The financial watchdog the Financial Conduct Authority (FCA) says it is proposing changes to how lenders assess whether or not a customer can afford the loan.

People who have become trapped on their current deal and find themselves unable to remortgage are known as mortgage prisoners.

Moneywise reported in January that the FCA had conceded it needed to do something to help people trapped on expensive mortgage rates, unable to switch. 

Since the introduction of the Mortgage Market Review in April 2014 anyone taking out a mortgage is now subject to stricter lending criteria to check that they can afford to repay.

Unfortunately, some borrowers are unable to get a new mortgage despite their circumstances not changing as they do not meet the stricter affordability rules and are stuck paying higher interest rates.

Christopher Woolard, FCA executive director of strategy and competition, says: “We are particularly concerned about consumers – who are commonly referred to as mortgage prisoners - who are currently unable to switch. 

“That is why we are acting now to help remove potential barriers in our rules.

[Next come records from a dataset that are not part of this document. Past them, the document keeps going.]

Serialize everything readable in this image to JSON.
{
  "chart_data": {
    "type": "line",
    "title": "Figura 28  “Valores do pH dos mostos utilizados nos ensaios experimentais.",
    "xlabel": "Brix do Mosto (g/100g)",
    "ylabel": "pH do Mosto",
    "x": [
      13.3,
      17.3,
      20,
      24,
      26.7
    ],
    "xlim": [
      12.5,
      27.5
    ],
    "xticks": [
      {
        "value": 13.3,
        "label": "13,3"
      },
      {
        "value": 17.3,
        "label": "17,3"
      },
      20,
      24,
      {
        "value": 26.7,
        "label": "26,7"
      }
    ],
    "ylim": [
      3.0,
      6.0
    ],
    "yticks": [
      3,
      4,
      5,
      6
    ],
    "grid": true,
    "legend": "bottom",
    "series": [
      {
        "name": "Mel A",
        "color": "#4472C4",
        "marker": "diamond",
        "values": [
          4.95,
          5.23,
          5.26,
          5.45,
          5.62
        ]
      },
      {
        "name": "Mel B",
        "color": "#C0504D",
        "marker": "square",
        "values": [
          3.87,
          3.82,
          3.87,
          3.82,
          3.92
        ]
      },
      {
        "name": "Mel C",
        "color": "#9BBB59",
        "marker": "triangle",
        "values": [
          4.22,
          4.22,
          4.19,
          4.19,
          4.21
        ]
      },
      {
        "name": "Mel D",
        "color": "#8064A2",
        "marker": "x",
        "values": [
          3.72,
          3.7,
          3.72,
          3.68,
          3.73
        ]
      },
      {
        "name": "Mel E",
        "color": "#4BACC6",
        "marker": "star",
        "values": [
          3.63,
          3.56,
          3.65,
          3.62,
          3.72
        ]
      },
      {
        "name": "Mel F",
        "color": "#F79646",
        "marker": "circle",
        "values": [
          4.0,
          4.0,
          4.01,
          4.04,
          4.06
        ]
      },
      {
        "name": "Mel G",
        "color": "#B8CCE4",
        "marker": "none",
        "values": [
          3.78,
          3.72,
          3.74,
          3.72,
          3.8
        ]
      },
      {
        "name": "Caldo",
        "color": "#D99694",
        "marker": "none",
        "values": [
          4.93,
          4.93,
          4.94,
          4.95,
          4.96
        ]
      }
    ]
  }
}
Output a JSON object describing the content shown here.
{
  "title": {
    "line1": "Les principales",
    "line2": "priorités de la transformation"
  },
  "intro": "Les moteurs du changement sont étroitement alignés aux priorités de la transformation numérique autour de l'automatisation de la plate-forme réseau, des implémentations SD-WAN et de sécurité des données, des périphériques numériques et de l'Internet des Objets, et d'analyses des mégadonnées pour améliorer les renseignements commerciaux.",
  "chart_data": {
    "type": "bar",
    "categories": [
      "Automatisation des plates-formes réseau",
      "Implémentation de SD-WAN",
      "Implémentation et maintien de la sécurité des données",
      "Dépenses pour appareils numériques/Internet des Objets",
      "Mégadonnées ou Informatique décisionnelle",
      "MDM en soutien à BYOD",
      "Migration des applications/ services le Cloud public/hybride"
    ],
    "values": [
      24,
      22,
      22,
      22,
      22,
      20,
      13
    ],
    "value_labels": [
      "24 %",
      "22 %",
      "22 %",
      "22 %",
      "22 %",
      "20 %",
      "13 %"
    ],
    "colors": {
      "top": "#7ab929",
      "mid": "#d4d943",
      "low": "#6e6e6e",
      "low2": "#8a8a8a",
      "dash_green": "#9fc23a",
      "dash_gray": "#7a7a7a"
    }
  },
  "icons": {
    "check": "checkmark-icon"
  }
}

These changes should make it easier for consumers to get a more affordable mortgage.”

The FCA estimates there are currently 150,000 mortgage prisoners in the UK who took out loans before interest rates plummeted after the financial crisis.

In its interim report into the mortgage market published last year, the FCA found that 30,000 mortgage prisoners were with authorised mortgage lenders.

The remaining 120,000 were held with firms not authorised to lend, in many cases because the lender had sold on the mortgages.

The changes will only apply to those looking to lower the cost of their mortgage and banks and building societies would still need to agree to take on these customers.

Richard Campo, managing director at mortgage lender Rose Capital Partners, says: "The new changes will be a welcome salvation for thousands of homeowners.

“For years these lost borrowers will have been going through heartbreak as they helplessly watched themselves become saddled with high interest rates before being locked out of cheaper deals despite being able to keep up with their repayments.”